The gradient boosting model performed similarly to random forest without hyperparameter turning. After tuning hyperparameters, I found that gradient boosting was significantly more powerful. I was able to acheive an f1 score of 0.85, a full 6 percentage-points higher than my best random forest model. The main downside was a noticeably longer training time.

### Choosing the best model

The best model is gradient boosting, with the `max_depth` parameter set to 11. (All other parameter values are defaults). This model outperformed my best random forest model on four metrics: accuracy, precision, recall, and f1-score. The most notable difference was in precision, which was 0.83 for gradient boosting verus 0.73 for random forest. Hence the gradient boosting model had fewer false positives; it is much less likely to falsely predict that a loan would go into default. 

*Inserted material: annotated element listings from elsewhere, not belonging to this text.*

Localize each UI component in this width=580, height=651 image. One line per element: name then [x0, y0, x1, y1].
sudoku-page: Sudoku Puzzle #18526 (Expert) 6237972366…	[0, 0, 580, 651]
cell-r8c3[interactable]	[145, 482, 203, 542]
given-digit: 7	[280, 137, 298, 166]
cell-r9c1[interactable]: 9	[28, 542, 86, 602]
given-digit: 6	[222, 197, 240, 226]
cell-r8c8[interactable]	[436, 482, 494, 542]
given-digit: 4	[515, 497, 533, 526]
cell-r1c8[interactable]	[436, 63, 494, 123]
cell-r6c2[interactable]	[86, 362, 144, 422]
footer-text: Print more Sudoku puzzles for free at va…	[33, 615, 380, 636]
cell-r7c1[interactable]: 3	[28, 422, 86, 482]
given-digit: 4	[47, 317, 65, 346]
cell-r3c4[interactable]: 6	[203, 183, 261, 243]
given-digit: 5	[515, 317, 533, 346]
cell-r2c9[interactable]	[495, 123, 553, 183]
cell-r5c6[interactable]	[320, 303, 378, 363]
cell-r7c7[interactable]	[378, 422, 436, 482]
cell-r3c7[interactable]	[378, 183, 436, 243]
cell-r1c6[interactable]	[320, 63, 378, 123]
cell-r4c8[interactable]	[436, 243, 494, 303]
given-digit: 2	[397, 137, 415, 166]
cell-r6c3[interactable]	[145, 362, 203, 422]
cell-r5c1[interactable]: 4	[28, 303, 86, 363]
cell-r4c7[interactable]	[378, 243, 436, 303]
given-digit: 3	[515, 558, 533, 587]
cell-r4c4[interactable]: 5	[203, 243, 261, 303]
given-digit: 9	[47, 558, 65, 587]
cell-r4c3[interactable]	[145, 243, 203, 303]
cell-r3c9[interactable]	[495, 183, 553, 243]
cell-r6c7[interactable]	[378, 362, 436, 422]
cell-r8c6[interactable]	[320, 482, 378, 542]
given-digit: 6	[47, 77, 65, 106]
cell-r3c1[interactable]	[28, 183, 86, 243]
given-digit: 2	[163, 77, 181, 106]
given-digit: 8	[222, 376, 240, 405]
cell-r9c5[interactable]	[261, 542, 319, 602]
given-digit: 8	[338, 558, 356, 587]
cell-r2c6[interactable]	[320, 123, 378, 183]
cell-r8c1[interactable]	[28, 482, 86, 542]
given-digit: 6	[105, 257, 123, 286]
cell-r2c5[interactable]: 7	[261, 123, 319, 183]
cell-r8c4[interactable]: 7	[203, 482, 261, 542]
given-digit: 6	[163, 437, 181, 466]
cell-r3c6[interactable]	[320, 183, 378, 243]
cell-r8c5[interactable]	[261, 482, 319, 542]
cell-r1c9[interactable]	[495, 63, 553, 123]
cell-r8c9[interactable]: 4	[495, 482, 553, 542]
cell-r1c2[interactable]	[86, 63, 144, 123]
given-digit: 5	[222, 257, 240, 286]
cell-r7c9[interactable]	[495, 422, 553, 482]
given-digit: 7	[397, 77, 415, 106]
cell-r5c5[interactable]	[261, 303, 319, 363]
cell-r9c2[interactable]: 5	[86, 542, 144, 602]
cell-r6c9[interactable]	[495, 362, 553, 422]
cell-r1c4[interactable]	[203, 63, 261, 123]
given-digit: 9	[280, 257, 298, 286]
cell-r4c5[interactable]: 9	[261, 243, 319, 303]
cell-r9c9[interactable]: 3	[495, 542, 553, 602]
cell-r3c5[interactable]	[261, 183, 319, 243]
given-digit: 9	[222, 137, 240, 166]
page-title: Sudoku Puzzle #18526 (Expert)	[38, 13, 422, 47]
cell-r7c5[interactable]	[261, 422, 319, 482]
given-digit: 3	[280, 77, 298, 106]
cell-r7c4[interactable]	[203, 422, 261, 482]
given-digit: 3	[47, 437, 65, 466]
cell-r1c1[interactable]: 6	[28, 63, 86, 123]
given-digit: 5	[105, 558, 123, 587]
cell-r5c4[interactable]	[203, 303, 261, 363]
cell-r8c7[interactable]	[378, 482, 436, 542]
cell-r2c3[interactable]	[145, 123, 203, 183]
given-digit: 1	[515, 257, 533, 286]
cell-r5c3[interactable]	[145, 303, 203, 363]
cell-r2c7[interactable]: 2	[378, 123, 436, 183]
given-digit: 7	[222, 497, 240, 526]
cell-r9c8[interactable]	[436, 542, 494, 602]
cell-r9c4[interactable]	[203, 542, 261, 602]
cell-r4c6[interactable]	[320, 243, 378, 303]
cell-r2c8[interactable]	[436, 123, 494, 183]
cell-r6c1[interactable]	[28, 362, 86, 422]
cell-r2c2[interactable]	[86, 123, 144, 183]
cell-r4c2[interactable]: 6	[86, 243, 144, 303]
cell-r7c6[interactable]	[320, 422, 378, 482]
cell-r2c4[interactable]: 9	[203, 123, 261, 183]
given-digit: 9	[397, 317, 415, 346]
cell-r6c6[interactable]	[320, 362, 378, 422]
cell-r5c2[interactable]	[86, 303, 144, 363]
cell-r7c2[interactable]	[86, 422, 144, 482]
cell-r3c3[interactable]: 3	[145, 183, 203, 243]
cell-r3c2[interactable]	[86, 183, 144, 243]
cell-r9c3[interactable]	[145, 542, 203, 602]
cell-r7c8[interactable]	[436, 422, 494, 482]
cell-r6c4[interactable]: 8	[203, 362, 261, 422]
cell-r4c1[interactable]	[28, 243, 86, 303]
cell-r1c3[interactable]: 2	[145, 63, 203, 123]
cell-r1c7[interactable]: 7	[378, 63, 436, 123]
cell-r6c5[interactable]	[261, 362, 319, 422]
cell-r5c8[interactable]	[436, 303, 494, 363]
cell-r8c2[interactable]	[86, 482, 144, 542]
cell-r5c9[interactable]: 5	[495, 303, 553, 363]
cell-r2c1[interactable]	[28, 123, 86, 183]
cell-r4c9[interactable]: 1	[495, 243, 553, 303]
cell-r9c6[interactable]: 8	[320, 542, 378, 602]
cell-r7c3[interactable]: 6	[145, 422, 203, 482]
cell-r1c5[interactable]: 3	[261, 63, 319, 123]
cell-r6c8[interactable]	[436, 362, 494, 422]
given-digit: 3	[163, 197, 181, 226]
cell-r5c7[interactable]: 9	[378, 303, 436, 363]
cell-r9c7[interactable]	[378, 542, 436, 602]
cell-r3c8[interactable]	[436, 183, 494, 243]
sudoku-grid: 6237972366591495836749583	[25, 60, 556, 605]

The major disadvantage of gradient boosting is a longer fit time. My best gradient boosting model had a mean fit time of 750 seconds when doing three-fold cross-validation on the training data. For random forest, the mean fit time was about 200 seconds. While this is a noticable difference, the training time for gradient boosting is not prohibitive. In addition, the gradient boosting model had much faster prediction times (approximately 2 seconds to predict the test set, compared to 22 seconds for random forest). With its faster, more precise predictions, gradient boosting is worth the extra training time.

As a final remark, it is reassuring to note that random forest and gradient boosting had the same top-five features, although gradient boosting put even more emphasis on the `term` feature than random forest. The fact that the models agreed on which features are import suggests that both are finding genuine relationships in the data.